Your developers are already running AI locally: Why on-device inference is the CISO’s new blind spot

2 2 minutes read

The landscape of AI security is evolving rapidly, with a new trend emerging in the form of local inference. Traditionally, the focus for CISOs has been on controlling the browser to prevent sensitive data from leaving the network. However, a shift is occurring as employees start running large language models (LLMs) locally on their endpoints, offline and without any network activity. This trend, known as Shadow AI 2.0 or the “bring your own model” (BYOM) era, presents new challenges for security teams.

The practicality of local inference has increased significantly in recent years due to advancements in consumer-grade accelerators, mainstream adoption of quantization, and frictionless distribution of model artifacts. Engineers can now run complex models on high-end laptops without the need for external API calls or network activity. This poses a challenge for traditional security measures, as activities like local inference can go undetected by traditional data loss prevention (DLP) tools.

The risks associated with local inference go beyond data exfiltration to the cloud. Three key blind spots emerge with local inference: code and decision contamination, licensing and intellectual property exposure, and model supply chain exposure. These blind spots can lead to integrity risks, compliance risks, and provenance risks that most enterprises have not yet operationalized.

To mitigate the risks associated with BYOM, organizations need to treat model weights like software artifacts. This involves moving governance down to the endpoint, providing a curated internal model hub, and updating policy language to explicitly cover local model usage. By implementing endpoint-aware controls and developer-friendly experiences, organizations can better manage the risks associated with local inference.

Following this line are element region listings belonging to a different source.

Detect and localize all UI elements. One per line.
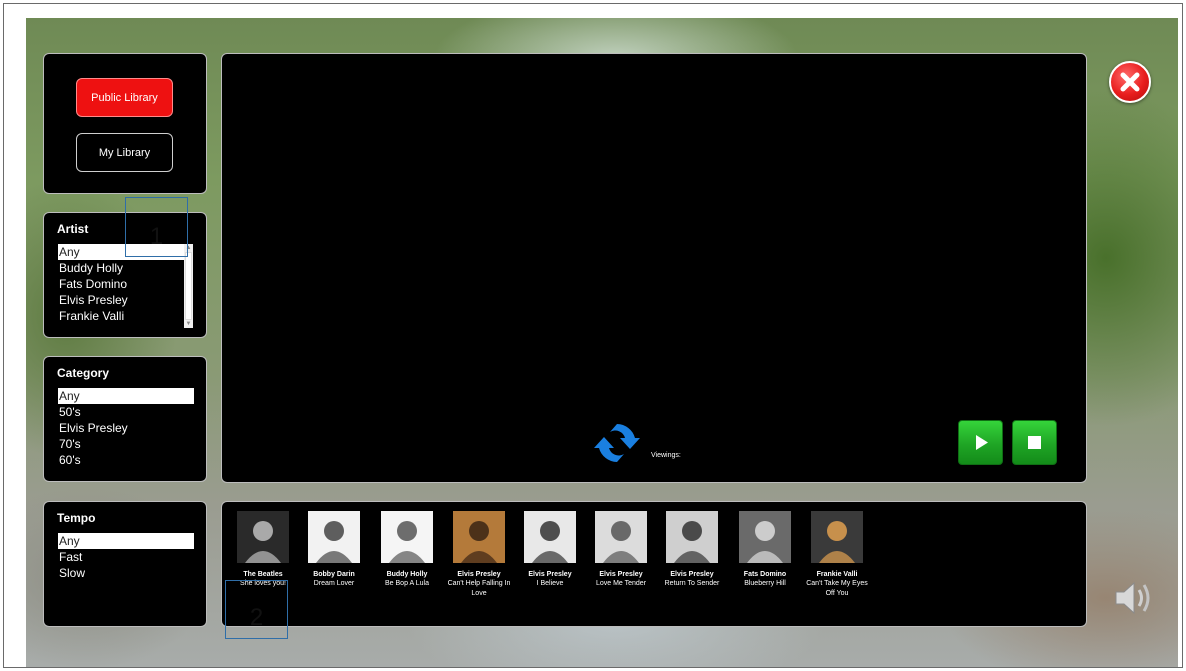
album-thumbnail [811, 511, 863, 563]
album-thumbnail [453, 511, 505, 563]
song-artist: Frankie Valli [816, 571, 858, 578]
stop-button[interactable] [1012, 420, 1057, 465]
album-thumbnail [237, 511, 289, 563]
my-library-button[interactable]: My Library [76, 133, 173, 172]
category-list[interactable]: Any 50's Elvis Presley 70's 60's [58, 388, 194, 468]
song-strip-panel: The Beatles She loves you! Bobby Darin Drea… [221, 501, 1087, 627]
album-thumbnail [739, 511, 791, 563]
portrait-image-icon [389, 521, 425, 563]
song-title: Blueberry Hill [744, 580, 786, 587]
refresh-icon[interactable] [592, 418, 642, 468]
tempo-filter-title: Tempo [57, 511, 96, 525]
portrait-image-icon [603, 521, 639, 563]
viewings-label: Viewings: [651, 452, 681, 459]
annotation-box-1: 1 [125, 197, 188, 257]
song-card[interactable]: Frankie Valli Can't Take My Eyes Off You [802, 511, 872, 599]
song-title: Can't Help Falling In Love [447, 580, 511, 597]
annotation-label-2: 2 [249, 604, 264, 631]
tempo-option[interactable]: Slow [58, 565, 194, 581]
album-thumbnail [308, 511, 360, 563]
play-icon [976, 435, 988, 450]
song-artist: Bobby Darin [313, 571, 355, 578]
portrait-image-icon [819, 521, 855, 563]
song-artist: Elvis Presley [599, 571, 643, 578]
song-artist: Elvis Presley [457, 571, 501, 578]
category-filter-title: Category [57, 366, 110, 380]
close-icon [1120, 72, 1140, 92]
annotation-box-2: 2 [225, 580, 288, 639]
category-option[interactable]: 60's [58, 452, 194, 468]
album-thumbnail [595, 511, 647, 563]
play-button[interactable] [958, 420, 1003, 465]
song-artist: The Beatles [243, 571, 283, 578]
portrait-image-icon [461, 521, 497, 563]
song-artist: Elvis Presley [670, 571, 714, 578]
tempo-option[interactable]: Fast [58, 549, 194, 565]
artist-option[interactable]: Elvis Presley [58, 292, 186, 308]
album-thumbnail [381, 511, 433, 563]
portrait-image-icon [245, 521, 281, 563]
background-scene: Public Library My Library Artist Any Budd… [26, 18, 1178, 667]
category-option[interactable]: Elvis Presley [58, 420, 194, 436]
album-thumbnail [666, 511, 718, 563]
song-title: Can't Take My Eyes Off You [806, 580, 868, 597]
artist-option[interactable]: Buddy Holly [58, 260, 186, 276]
song-card[interactable]: Fats Domino Blueberry Hill [730, 511, 800, 589]
stop-icon [1028, 436, 1041, 449]
tempo-filter-panel: Tempo Any Fast Slow [43, 501, 207, 627]
song-card[interactable]: Elvis Presley Love Me Tender [586, 511, 656, 589]
category-option[interactable]: Any [58, 388, 194, 404]
song-card[interactable]: The Beatles She loves you! [228, 511, 298, 589]
song-card[interactable]: Buddy Holly Be Bop A Lula [372, 511, 442, 589]
portrait-image-icon [532, 521, 568, 563]
portrait-image-icon [674, 521, 710, 563]
song-card[interactable]: Elvis Presley Can't Help Falling In Love [444, 511, 514, 599]
song-title: Return To Sender [664, 580, 720, 587]
artist-filter-title: Artist [57, 222, 89, 236]
close-button[interactable] [1109, 61, 1151, 103]
video-player-panel: Viewings: [221, 53, 1087, 483]
song-card[interactable]: Bobby Darin Dream Lover [299, 511, 369, 589]
song-artist: Buddy Holly [386, 571, 428, 578]
library-panel: Public Library My Library [43, 53, 207, 194]
public-library-button[interactable]: Public Library [76, 78, 173, 117]
screenshot-frame: Public Library My Library Artist Any Budd… [3, 3, 1183, 668]
portrait-image-icon [316, 521, 352, 563]
song-title: Love Me Tender [595, 580, 647, 587]
scroll-thumb[interactable] [185, 252, 192, 320]
song-artist: Fats Domino [743, 571, 787, 578]
category-filter-panel: Category Any 50's Elvis Presley 70's 60's [43, 356, 207, 482]
scroll-down-arrow-icon[interactable]: ▼ [185, 321, 192, 327]
song-title: Be Bop A Lula [385, 580, 429, 587]
annotation-label-1: 1 [149, 223, 164, 250]
portrait-image-icon [747, 521, 783, 563]
category-option[interactable]: 50's [58, 404, 194, 420]
song-title: Dream Lover [313, 580, 355, 587]
category-option[interactable]: 70's [58, 436, 194, 452]
album-thumbnail [524, 511, 576, 563]
speaker-icon[interactable] [1110, 575, 1158, 621]
tempo-option[interactable]: Any [58, 533, 194, 549]
tempo-list[interactable]: Any Fast Slow [58, 533, 194, 581]
song-card[interactable]: Elvis Presley I Believe [515, 511, 585, 589]
song-title: I Believe [536, 580, 564, 587]
artist-option[interactable]: Frankie Valli [58, 308, 186, 324]
artist-option[interactable]: Fats Domino [58, 276, 186, 292]
song-card[interactable]: Elvis Presley Return To Sender [657, 511, 727, 589]
song-artist: Elvis Presley [528, 571, 572, 578]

The shift towards local inference signifies a move back to the device-centric security model. CISOs need to be aware of the signals indicating the presence of Shadow AI on endpoints, such as large model artifacts, local inference servers, GPU utilization patterns, lack of model inventory, and license ambiguity. By focusing on controlling artifacts, provenance, and policy at the endpoint, organizations can adapt to the changing landscape of AI governance without compromising productivity.

In conclusion, the next phase of AI security requires a shift in focus from network controls to endpoint governance. By recognizing the challenges posed by local inference and implementing appropriate measures, organizations can effectively manage the risks associated with BYOM. Jayachander Reddy Kandakatla, a senior MLOps engineer, emphasizes the importance of adapting to this new era of AI security to ensure data integrity and compliance.